HESI LPN
Pediatric HESI Practice Questions
1. A child with a diagnosis of gastroenteritis is admitted to the hospital. What is the priority nursing intervention?
- A. Monitoring fluid and electrolyte balance
- B. Encouraging regular exercise
- C. Administering antipyretics
- D. Administering antibiotics
Correct answer: A
Rationale: The correct answer is monitoring fluid and electrolyte balance. Gastroenteritis is characterized by inflammation of the gastrointestinal tract, leading to fluid loss. Maintaining fluid and electrolyte balance is essential in managing gastroenteritis to prevent dehydration and electrolyte imbalances. Encouraging regular exercise (Choice B) is not a priority in the acute phase of gastroenteritis when the focus is on rehydration and symptom management. Administering antipyretics (Choice C) may be considered for fever management but is not the priority over monitoring fluid and electrolyte balance. Administering antibiotics (Choice D) is not routinely indicated for viral gastroenteritis, which is a common cause of the condition in children.
2. After a cardiac catheterization, what is the priority nursing care for a 3-year-old child?
- A. Encouraging early ambulation
- B. Monitoring the site for bleeding
- C. Restricting fluids until the blood pressure is stabilized
- D. Comparing the blood pressure of both lower extremities
Correct answer: B
Rationale: The priority nursing care after a cardiac catheterization in a 3-year-old is to monitor the site for bleeding. This is essential to promptly detect and manage any potential complications, such as hematoma or hemorrhage. Encouraging early ambulation, as mentioned in choice A, may not be safe immediately post-procedure and should be guided by the healthcare provider's instructions. Restricting fluids until blood pressure is stabilized, as in choice C, is not typically necessary after a cardiac catheterization. Comparing blood pressure in both lower extremities, as in choice D, is not the priority immediate nursing care following this procedure.
3. When explaining exercise in type 1 diabetes to the parents of a newly diagnosed child, what should the nurse emphasize?
- A. Exercise will increase blood glucose levels
- B. Exercise should be restricted
- C. Extra snacks are needed before exercise
- D. Extra insulin is required during exercise
Correct answer: C
Rationale: In children with type 1 diabetes, it is essential to emphasize the need for extra snacks before exercise to prevent hypoglycemia. Choice A is incorrect because exercise typically lowers blood glucose levels, not increases them. Choice B is inappropriate as exercise is beneficial but needs to be managed carefully. Choice D is inaccurate as extra insulin during exercise can lead to hypoglycemia.

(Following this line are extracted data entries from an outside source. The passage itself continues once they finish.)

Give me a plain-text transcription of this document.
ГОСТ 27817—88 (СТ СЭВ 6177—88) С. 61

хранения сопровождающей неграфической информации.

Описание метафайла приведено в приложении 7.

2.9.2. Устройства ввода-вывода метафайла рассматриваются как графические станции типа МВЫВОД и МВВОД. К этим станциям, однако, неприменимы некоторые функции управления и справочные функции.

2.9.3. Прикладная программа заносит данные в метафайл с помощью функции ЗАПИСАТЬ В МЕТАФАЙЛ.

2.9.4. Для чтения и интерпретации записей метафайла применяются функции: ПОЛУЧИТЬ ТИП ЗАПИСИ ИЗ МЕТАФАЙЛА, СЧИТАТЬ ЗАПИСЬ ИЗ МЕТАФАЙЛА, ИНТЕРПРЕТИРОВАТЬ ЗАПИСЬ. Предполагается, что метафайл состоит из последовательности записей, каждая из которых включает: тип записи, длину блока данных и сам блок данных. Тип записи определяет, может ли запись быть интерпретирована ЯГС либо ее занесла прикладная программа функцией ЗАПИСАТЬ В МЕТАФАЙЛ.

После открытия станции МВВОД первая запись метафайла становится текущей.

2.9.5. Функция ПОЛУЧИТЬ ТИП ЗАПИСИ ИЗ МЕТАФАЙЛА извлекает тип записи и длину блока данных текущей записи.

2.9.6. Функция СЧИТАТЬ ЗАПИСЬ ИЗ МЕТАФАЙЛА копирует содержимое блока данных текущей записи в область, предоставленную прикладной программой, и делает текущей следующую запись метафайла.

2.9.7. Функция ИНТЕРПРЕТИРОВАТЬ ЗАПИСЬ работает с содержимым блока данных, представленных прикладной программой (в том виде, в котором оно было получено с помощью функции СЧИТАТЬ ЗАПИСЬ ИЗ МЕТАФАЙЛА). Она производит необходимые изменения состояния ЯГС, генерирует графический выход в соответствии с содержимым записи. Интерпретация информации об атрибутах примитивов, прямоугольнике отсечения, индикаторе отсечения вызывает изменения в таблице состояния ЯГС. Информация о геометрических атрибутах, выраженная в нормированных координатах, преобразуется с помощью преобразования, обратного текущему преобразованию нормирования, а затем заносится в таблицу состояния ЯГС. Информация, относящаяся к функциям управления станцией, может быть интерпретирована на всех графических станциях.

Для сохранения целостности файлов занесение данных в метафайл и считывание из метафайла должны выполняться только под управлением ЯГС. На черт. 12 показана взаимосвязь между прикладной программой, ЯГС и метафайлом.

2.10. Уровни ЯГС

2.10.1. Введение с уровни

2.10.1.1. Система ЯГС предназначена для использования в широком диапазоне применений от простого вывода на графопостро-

4. A parent tells a nurse at the clinic, 'Each morning I offer my 24-month-old child juice, and all I hear is ‘No.’ What should I do because I know my child needs fluid?' What strategy should the nurse suggest?
- A. Offer the child a choice of two juices.
- B. Distract the child with a favorite food.
- C. Offer the child the glass in a firm manner.
- D. Allow the child to see the parent getting angry.
Correct answer: A
Rationale: Offering a choice between two options allows the child to feel a sense of control while ensuring they get the necessary fluids. Providing a choice empowers the child and increases the likelihood of cooperation. Distracting the child with food or offering the glass in a firm manner may not address the underlying issue of refusal. Allowing the child to witness the parent's anger can create a negative environment and may not help in resolving the situation positively.
5. An infant is admitted to the neonatal intensive care unit (NICU) with exstrophy of the bladder. What covering should the nurse use to protect the exposed area?
- A. Loose diaper
- B. Dry gauze dressing
- C. Moist sterile dressing
- D. Petroleum jelly gauze pad
Correct answer: C
Rationale: In cases of exstrophy of the bladder, a moist sterile dressing is the most appropriate choice to protect the exposed bladder tissue. Moist sterile dressings help maintain a clean environment, prevent infection, and promote healing. A loose diaper (Choice A) may not provide adequate protection and may lead to contamination. Dry gauze dressing (Choice B) could adhere to the wound and cause trauma upon removal. Petroleum jelly gauze pad (Choice D) is not ideal as it may not provide the necessary barrier against infection and could potentially cause irritation.